Josua agrees, deciding to forgive his father, and holds a speech in which he says that the villagers shouldn't fear the unknown, and that there is no shame in being "weird", and that everyone should dare to be a bit weird. He decides that it's time to tear the walls of Gambämark down, but concedes that things were better in the past – "before we started thinking everything was better in the past".

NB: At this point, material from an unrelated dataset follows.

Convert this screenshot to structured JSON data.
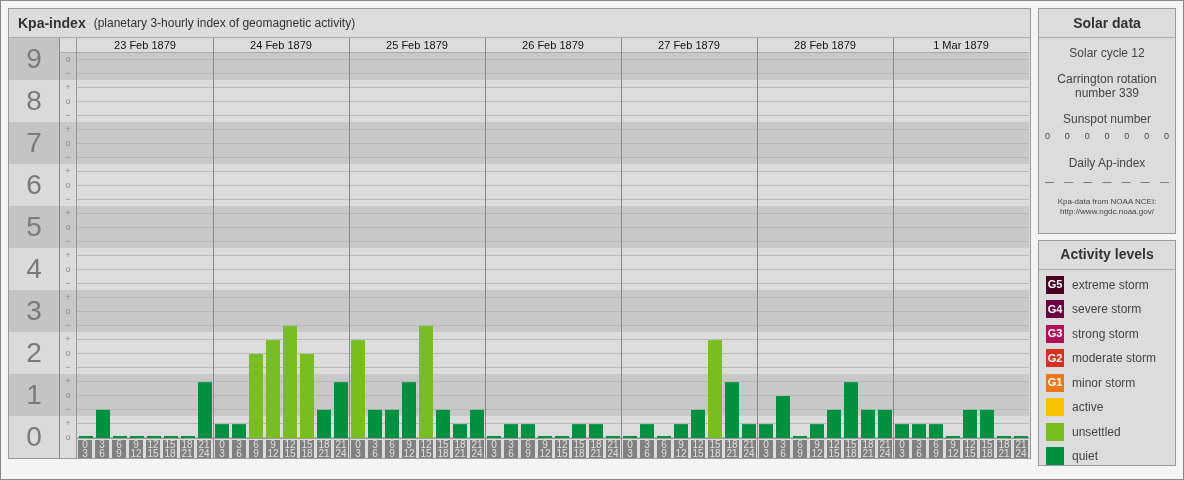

After finishing his speech, Josua decides to hold a referendum and let the citizens of Gambämark vote on whether they should tear the walls down or not, but he's interrupted mid-sentence by Mäskis-Gunnar breaking the village gate down with a chainsaw. Mäskis-Gunnar explains that he's travelled around the world during his time in exile, realizing that everyone's just as weird as him, and suggests that the villagers "shut up and dance Mäskis-Gunnar's boogie-woogie" ("Hald käftan (no dansar vi)"). The musical ends with the villagers agreeing to Mäskis-Gunnar's suggestion, happily dancing together, eager to embrace their differences and stop fearing the unknown.

== Cast ==

- Jakob Norrgård – Josua Byman, Gambämark citizen
- Axel Åhman – Kurt Byman, old woman, Gambämark citizen, dancing rodent
- Kevin Holmström – Mäskis-Gunnar, Kenneth, Gambämark citizen, dancing girl, Gita
- Susanne Marins – Berit, dancing rodent
- Jonas Bergqvist – Klas, Margita, scam victim, Gambämark citizen

== Reception ==
The musical received a positive review in Hufvudstadsbladet. The Wasa Theater described it as a success, with attendees of Gambämark making up almost half of their overall audience for the year.